In the nanodet-hand.cpp, skip the lines 337 - 383, as being the detection of finger position. In fact all code related to nanopnt can be pruned.

ningelschlingel commented 1 year ago

Dear @Qengineering,

Thank you for the quick and helpful reply, I will look into it! Just out of curiosity: I thought that the detection of different every-day-objects and detection of hands are very similar tasks. Why do the projects differ so much? Would the model used in the current repo (TensorFlow_Lite_SSD_RPi_64-bits – when trained with appropriate data for hand detection – perform just like it does right now?

In the meantime, I have also found the underlying paper from you. If I understand correctly, the speed is mainly (or even exclusively) achieved by adjusting the width-multiplier and the input resolution. Is that correct?

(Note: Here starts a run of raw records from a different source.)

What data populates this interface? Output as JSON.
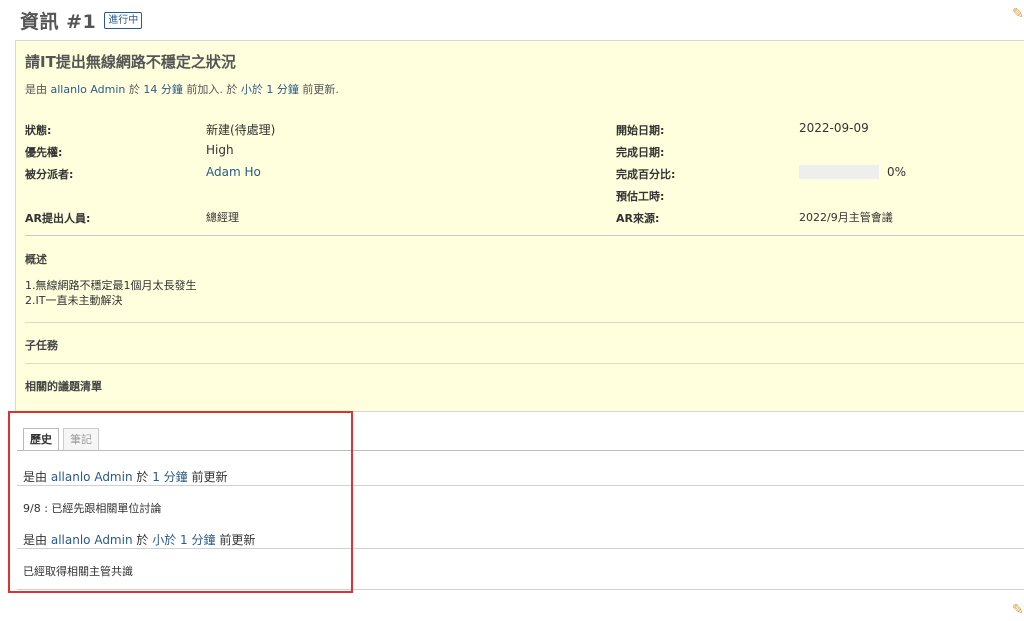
{
  "header": {
    "title": "資訊 #1",
    "status_badge": "進行中"
  },
  "issue": {
    "subject": "請IT提出無線網路不穩定之狀況",
    "author": {
      "prefix": "是由",
      "user": "allanlo Admin",
      "mid1": "於",
      "created_time": "14 分鐘",
      "mid2": "前加入. 於",
      "updated_time": "小於 1 分鐘",
      "suffix": "前更新."
    },
    "attributes_left": [
      {
        "label": "狀態:",
        "value": "新建(待處理)"
      },
      {
        "label": "優先權:",
        "value": "High"
      },
      {
        "label": "被分派者:",
        "value": "Adam Ho"
      }
    ],
    "attributes_right": [
      {
        "label": "開始日期:",
        "value": "2022-09-09"
      },
      {
        "label": "完成日期:",
        "value": ""
      },
      {
        "label": "完成百分比:",
        "value": "0%"
      },
      {
        "label": "預估工時:",
        "value": ""
      }
    ],
    "progress": {
      "percent": 0,
      "fill_color": "#90c0e8",
      "track_color": "#eeeeee"
    },
    "custom_fields": [
      {
        "label": "AR提出人員:",
        "value": "總經理"
      },
      {
        "label": "AR來源:",
        "value": "2022/9月主管會議"
      }
    ],
    "description": {
      "title": "概述",
      "lines": [
        "1.無線網路不穩定最1個月太長發生",
        "2.IT一直未主動解決"
      ]
    },
    "subtasks_title": "子任務",
    "related_title": "相關的議題清單"
  },
  "tabs": [
    {
      "label": "歷史",
      "selected": true
    },
    {
      "label": "筆記",
      "selected": false
    }
  ],
  "journal": {
    "entry1": {
      "prefix": "是由",
      "user": "allanlo Admin",
      "mid": "於",
      "time": "1 分鐘",
      "suffix": "前更新",
      "note": "9/8 : 已經先跟相關單位討論"
    },
    "entry2": {
      "prefix": "是由",
      "user": "allanlo Admin",
      "mid": "於",
      "time": "小於 1 分鐘",
      "suffix": "前更新",
      "note": "已經取得相關主管共識"
    }
  },
  "icons": {
    "edit": "pencil-icon"
  },
  "colors": {
    "box_bg": "#ffffdd",
    "link": "#2a5a8a",
    "highlight": "#e03030"
  }
}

Sorry for the possibly clumsy question, I have little experience with such scientific papers.

Thanks again! This is all very helpful.

Qengineering commented 1 year ago

Dear @ningelsohn,

You're right. After transfer training with the appropriate data, you could recognize hands with this network. Keep in mind, the used network in this repo is a quantize 8-bit version special tailored for TF-lite.

Speed depends on the input resolution and the number of layers. In case of MobileNet the input size is fixed. You can't change it without needing another network. Modern models like YoloV5 can handle dynamic sizes. The same model can works with inputs ranging from let say 320x320 to 1280x1280.

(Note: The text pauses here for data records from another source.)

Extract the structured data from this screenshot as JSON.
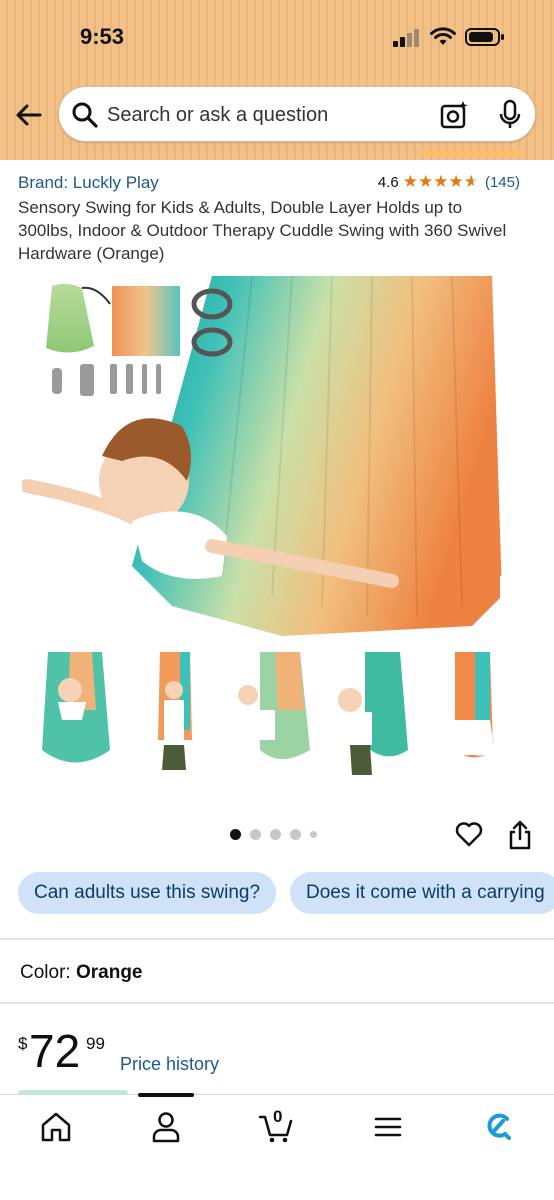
{
  "status_bar": {
    "time": "9:53"
  },
  "search": {
    "placeholder": "Search or ask a question"
  },
  "product": {
    "brand": "Brand: Luckly Play",
    "rating": "4.6",
    "rating_count": "(145)",
    "stars": "★★★★⯪",
    "title": "Sensory Swing for Kids & Adults, Double Layer Holds up to 300lbs, Indoor & Outdoor Therapy Cuddle Swing with 360 Swivel Hardware (Orange)",
    "image_count": 5,
    "active_image_index": 0
  },
  "questions": [
    {
      "label": "Can adults use this swing?"
    },
    {
      "label": "Does it come with a carrying"
    }
  ],
  "color": {
    "label": "Color: ",
    "value": "Orange"
  },
  "price": {
    "symbol": "$",
    "whole": "72",
    "fraction": "99",
    "history_link": "Price history"
  },
  "bottom_nav": {
    "items": [
      {
        "icon": "home-icon"
      },
      {
        "icon": "account-icon"
      },
      {
        "icon": "cart-icon",
        "badge": "0"
      },
      {
        "icon": "menu-icon"
      },
      {
        "icon": "rufus-icon"
      }
    ]
  },
  "colors": {
    "header": "#f2c187",
    "link": "#1d5a8a",
    "star": "#e47911",
    "chip_bg": "#cfe2f7",
    "rufus": "#1a9bd7"
  }
}
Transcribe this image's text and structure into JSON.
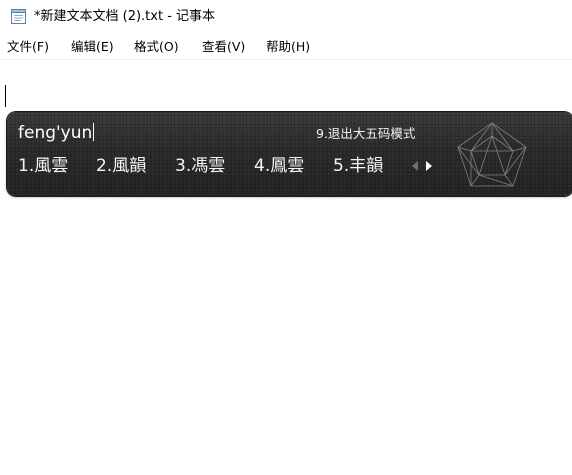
{
  "window": {
    "title": "*新建文本文档 (2).txt - 记事本",
    "app_icon": "notepad-icon"
  },
  "menu": {
    "items": [
      {
        "label": "文件(F)"
      },
      {
        "label": "编辑(E)"
      },
      {
        "label": "格式(O)"
      },
      {
        "label": "查看(V)"
      },
      {
        "label": "帮助(H)"
      }
    ]
  },
  "editor": {
    "content": ""
  },
  "ime": {
    "composition": "feng'yun",
    "hint": "9.退出大五码模式",
    "candidates": [
      {
        "label": "1.風雲"
      },
      {
        "label": "2.風韻"
      },
      {
        "label": "3.馮雲"
      },
      {
        "label": "4.鳳雲"
      },
      {
        "label": "5.丰韻"
      }
    ],
    "prev_icon": "triangle-left-icon",
    "next_icon": "triangle-right-icon",
    "logo_icon": "pentagon-logo-icon",
    "colors": {
      "background": "#2b2b2b",
      "text": "#ffffff",
      "arrow_disabled": "#6e6e6e"
    }
  }
}
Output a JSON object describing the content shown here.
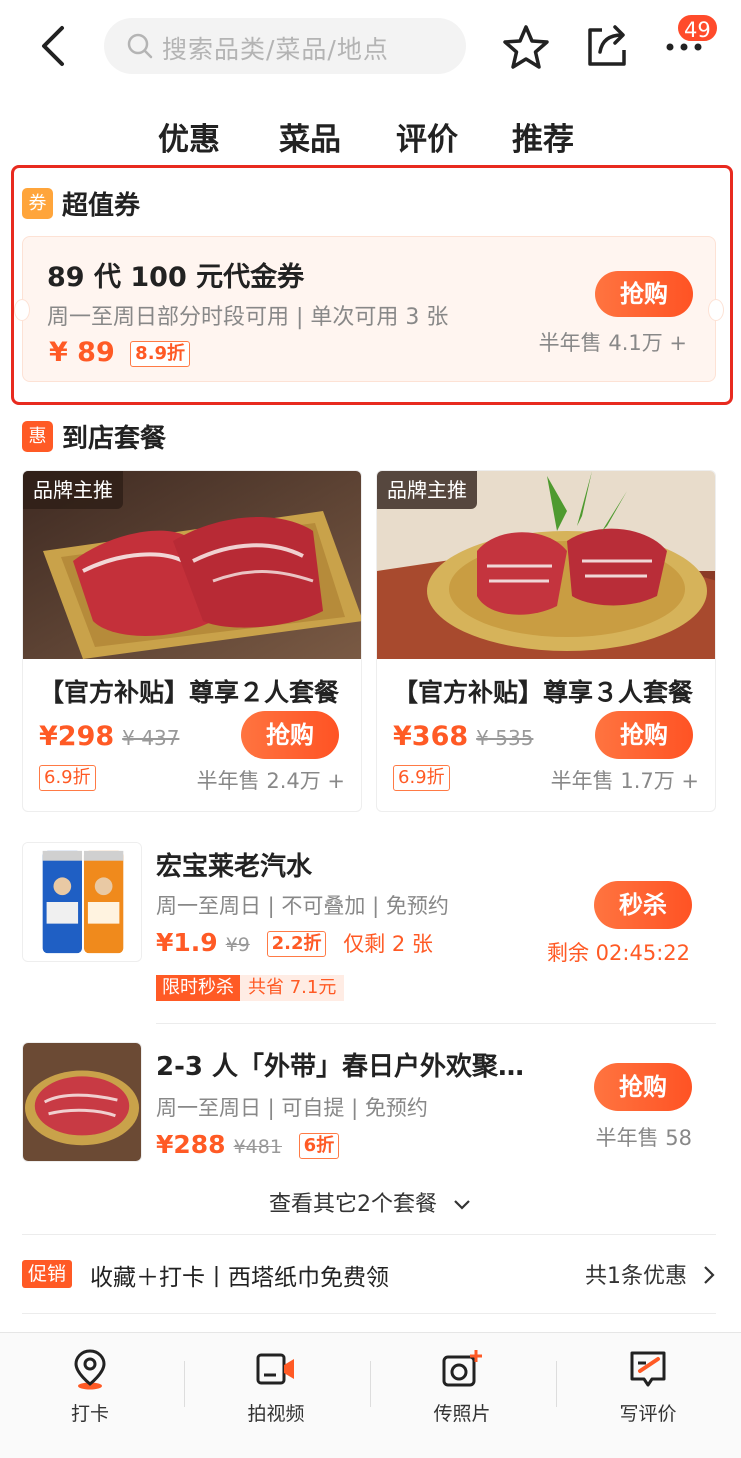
{
  "header": {
    "search_placeholder": "搜索品类/菜品/地点",
    "badge_count": "49",
    "icons": [
      "back-icon",
      "search-icon",
      "star-icon",
      "share-icon",
      "more-icon"
    ]
  },
  "tabs": [
    {
      "label": "优惠",
      "active": true
    },
    {
      "label": "菜品",
      "active": false
    },
    {
      "label": "评价",
      "active": false
    },
    {
      "label": "推荐",
      "active": false
    }
  ],
  "voucher_section": {
    "tag": "券",
    "title": "超值券",
    "card": {
      "title": "89 代 100 元代金券",
      "desc": "周一至周日部分时段可用 | 单次可用 3 张",
      "price": "¥ 89",
      "discount": "8.9折",
      "button": "抢购",
      "sold": "半年售 4.1万 +"
    }
  },
  "meal_section": {
    "tag": "惠",
    "title": "到店套餐",
    "cards": [
      {
        "brand_tag": "品牌主推",
        "title": "【官方补贴】尊享２人套餐",
        "price": "¥298",
        "orig": "¥ 437",
        "discount": "6.9折",
        "button": "抢购",
        "sold": "半年售 2.4万 +"
      },
      {
        "brand_tag": "品牌主推",
        "title": "【官方补贴】尊享３人套餐",
        "price": "¥368",
        "orig": "¥ 535",
        "discount": "6.9折",
        "button": "抢购",
        "sold": "半年售 1.7万 +"
      }
    ],
    "items": [
      {
        "title": "宏宝莱老汽水",
        "desc": "周一至周日 | 不可叠加 | 免预约",
        "price": "¥1.9",
        "orig": "¥9",
        "discount": "2.2折",
        "limit": "仅剩 2 张",
        "flash_label": "限时秒杀",
        "flash_save": "共省 7.1元",
        "button": "秒杀",
        "countdown": "剩余 02:45:22"
      },
      {
        "title": "2-3 人「外带」春日户外欢聚…",
        "desc": "周一至周日 | 可自提 | 免预约",
        "price": "¥288",
        "orig": "¥481",
        "discount": "6折",
        "button": "抢购",
        "sold": "半年售 58"
      }
    ],
    "more": "查看其它2个套餐"
  },
  "promo": {
    "tag": "促销",
    "text": "收藏＋打卡丨西塔纸巾免费领",
    "right": "共1条优惠"
  },
  "bottom_bar": [
    {
      "label": "打卡",
      "icon": "location-pin-icon"
    },
    {
      "label": "拍视频",
      "icon": "video-camera-icon"
    },
    {
      "label": "传照片",
      "icon": "add-photo-icon"
    },
    {
      "label": "写评价",
      "icon": "write-review-icon"
    }
  ],
  "colors": {
    "accent": "#ff5a25",
    "highlight_border": "#e82a1f",
    "voucher_tag": "#ffa53b"
  }
}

ningelschlingel commented 1 year ago

@Qengineering thank you for your help!

ningelschlingel commented 1 year ago

Sorry to open this again, but this is really the best lead I had so far and other approaches just don't seem to work as good.

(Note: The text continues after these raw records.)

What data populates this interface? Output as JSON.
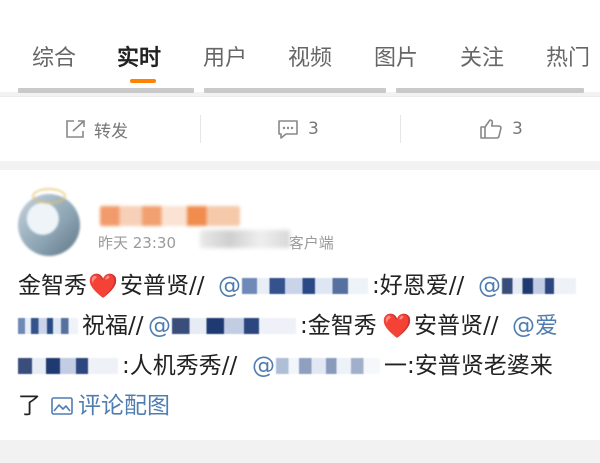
{
  "tabs": [
    {
      "label": "综合",
      "active": false
    },
    {
      "label": "实时",
      "active": true
    },
    {
      "label": "用户",
      "active": false
    },
    {
      "label": "视频",
      "active": false
    },
    {
      "label": "图片",
      "active": false
    },
    {
      "label": "关注",
      "active": false
    },
    {
      "label": "热门",
      "active": false
    }
  ],
  "accent_color": "#ff8200",
  "link_color": "#507daf",
  "prev_post_actions": {
    "repost_label": "转发",
    "comment_count": "3",
    "like_count": "3",
    "repost_icon": "share-arrow-icon",
    "comment_icon": "comment-bubble-icon",
    "like_icon": "thumbs-up-icon"
  },
  "post": {
    "time_partial": "昨天 23:30",
    "source_partial": "客户端",
    "content": {
      "l1_a": "金智秀",
      "l1_heart": "❤️",
      "l1_b": "安普贤//",
      "l1_at1": "@",
      "l1_c": ":好恩爱//",
      "l1_at2": "@",
      "l2_a": "祝福//",
      "l2_at": "@",
      "l2_b": ":金智秀",
      "l2_heart": "❤️",
      "l2_c": "安普贤//",
      "l2_at2": "@爱",
      "l3_a": ":人机秀秀//",
      "l3_at": "@",
      "l3_b": "一:安普贤老婆来",
      "l4_a": "了",
      "comment_pic_label": "评论配图",
      "comment_pic_icon": "image-icon"
    }
  }
}
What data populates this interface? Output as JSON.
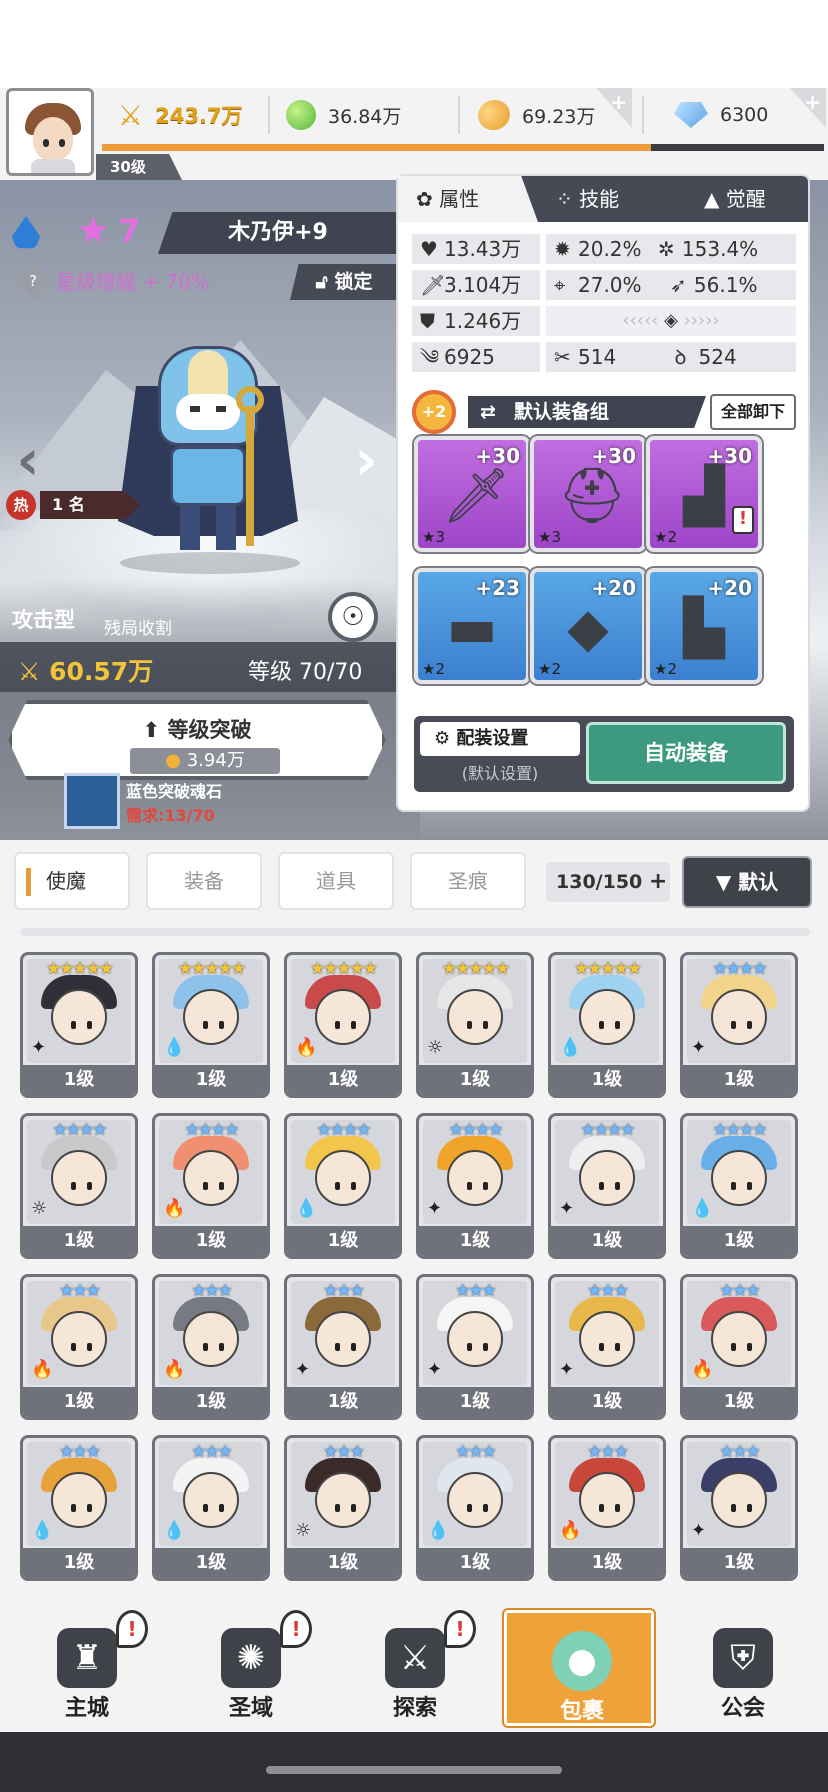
{
  "player": {
    "level": "30级",
    "xp_progress": 0.76
  },
  "currencies": {
    "power": "243.7万",
    "green_orb": "36.84万",
    "gold": "69.23万",
    "diamond": "6300"
  },
  "hero": {
    "element_icon": "water-drop-icon",
    "star_count": "7",
    "name": "木乃伊+9",
    "star_boost": "星级增幅 + 70%",
    "lock_label": "锁定",
    "rank_hot": "热",
    "rank": "1 名",
    "role": "攻击型",
    "role_desc": "残局收割",
    "power": "60.57万",
    "level": "等级 70/70",
    "breakthrough_label": "等级突破",
    "breakthrough_cost": "3.94万",
    "soul_stone_name": "蓝色突破魂石",
    "soul_stone_need": "需求:13/70"
  },
  "panel": {
    "tabs": [
      "属性",
      "技能",
      "觉醒"
    ],
    "stats": {
      "hp": "13.43万",
      "crit_rate": "20.2%",
      "crit_dmg": "153.4%",
      "atk": "3.104万",
      "accuracy": "27.0%",
      "dodge": "56.1%",
      "def": "1.246万",
      "speed": "6925",
      "stat_a": "514",
      "stat_b": "524"
    },
    "gear_bonus": "+2",
    "gear_group": "默认装备组",
    "unequip_all": "全部卸下",
    "slots": [
      {
        "level": "+30",
        "stars": "★3",
        "color": "purple",
        "icon": "sword-icon"
      },
      {
        "level": "+30",
        "stars": "★3",
        "color": "purple",
        "icon": "helmet-icon"
      },
      {
        "level": "+30",
        "stars": "★2",
        "color": "purple",
        "icon": "armor-icon",
        "alert": "!"
      },
      {
        "level": "+23",
        "stars": "★2",
        "color": "blue",
        "icon": "belt-icon"
      },
      {
        "level": "+20",
        "stars": "★2",
        "color": "blue",
        "icon": "necklace-icon"
      },
      {
        "level": "+20",
        "stars": "★2",
        "color": "blue",
        "icon": "boots-icon"
      }
    ],
    "config_label": "配装设置",
    "config_sub": "(默认设置)",
    "auto_equip": "自动装备"
  },
  "bag": {
    "tabs": [
      "使魔",
      "装备",
      "道具",
      "圣痕"
    ],
    "capacity": "130/150",
    "capacity_plus": "+",
    "sort_label": "▼ 默认"
  },
  "cards": [
    {
      "stars": "★★★★★",
      "level": "1级",
      "elem": "✦",
      "hat": "#2f2f38"
    },
    {
      "stars": "★★★★★",
      "level": "1级",
      "elem": "💧",
      "hat": "#8fc2ea"
    },
    {
      "stars": "★★★★★",
      "level": "1级",
      "elem": "🔥",
      "hat": "#c84a4a"
    },
    {
      "stars": "★★★★★",
      "level": "1级",
      "elem": "☼",
      "hat": "#e6e6e6"
    },
    {
      "stars": "★★★★★",
      "level": "1级",
      "elem": "💧",
      "hat": "#9fd2f0"
    },
    {
      "stars": "★★★★",
      "level": "1级",
      "elem": "✦",
      "hat": "#f2d38c"
    },
    {
      "stars": "★★★★",
      "level": "1级",
      "elem": "☼",
      "hat": "#c9c9cc"
    },
    {
      "stars": "★★★★",
      "level": "1级",
      "elem": "🔥",
      "hat": "#f09070"
    },
    {
      "stars": "★★★★",
      "level": "1级",
      "elem": "💧",
      "hat": "#f2c64a"
    },
    {
      "stars": "★★★★",
      "level": "1级",
      "elem": "✦",
      "hat": "#f0a42a"
    },
    {
      "stars": "★★★★",
      "level": "1级",
      "elem": "✦",
      "hat": "#eeeeee"
    },
    {
      "stars": "★★★★",
      "level": "1级",
      "elem": "💧",
      "hat": "#6aaee8"
    },
    {
      "stars": "★★★",
      "level": "1级",
      "elem": "🔥",
      "hat": "#e8c88a"
    },
    {
      "stars": "★★★",
      "level": "1级",
      "elem": "🔥",
      "hat": "#777a82"
    },
    {
      "stars": "★★★",
      "level": "1级",
      "elem": "✦",
      "hat": "#8a6a3a"
    },
    {
      "stars": "★★★",
      "level": "1级",
      "elem": "✦",
      "hat": "#f5f5f5"
    },
    {
      "stars": "★★★",
      "level": "1级",
      "elem": "✦",
      "hat": "#e8b84a"
    },
    {
      "stars": "★★★",
      "level": "1级",
      "elem": "🔥",
      "hat": "#d85a5a"
    },
    {
      "stars": "★★★",
      "level": "1级",
      "elem": "💧",
      "hat": "#e8a23a"
    },
    {
      "stars": "★★★",
      "level": "1级",
      "elem": "💧",
      "hat": "#f4f4f4"
    },
    {
      "stars": "★★★",
      "level": "1级",
      "elem": "☼",
      "hat": "#3a2a2a"
    },
    {
      "stars": "★★★",
      "level": "1级",
      "elem": "💧",
      "hat": "#e0e6ee"
    },
    {
      "stars": "★★★",
      "level": "1级",
      "elem": "🔥",
      "hat": "#c8463a"
    },
    {
      "stars": "★★★",
      "level": "1级",
      "elem": "✦",
      "hat": "#3a3f6a"
    }
  ],
  "nav": [
    {
      "label": "主城",
      "icon": "castle-icon",
      "alert": "!"
    },
    {
      "label": "圣域",
      "icon": "vortex-icon",
      "alert": "!"
    },
    {
      "label": "探索",
      "icon": "sword-in-stone-icon",
      "alert": "!"
    },
    {
      "label": "包裹",
      "icon": "bag-icon",
      "active": true
    },
    {
      "label": "公会",
      "icon": "guild-icon"
    }
  ]
}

This repo contains the quantized model, but apparently not the code it was created with. If so, is that intentional?

I have, among other things, to your repos and papers learned about how to optimize with quantization for example. But putting everything together is not trivial.

I will close this in a few days as you have already helped me more than I could have expected

Qengineering commented 1 year ago

Dear Jan,

What exactly do you want to achieve? I understand that you want to recognize hands from an image. But in what context?

For example, if you want to follow a shoplifter's hands from a surveillance camera. Or if you like to signal a "hands" of an FC Bayern München player, this will not work. At the very first stage, images are resized to the (small) format used by the deep learning model. By then, hands are reduced to a few pixels. In this situation, you will have to use modern models like YoloV5 with a large input resolution. Needless to say, your speed has completely evaporated as a result. 0.5 FPS will already be a lot on an RPi 4.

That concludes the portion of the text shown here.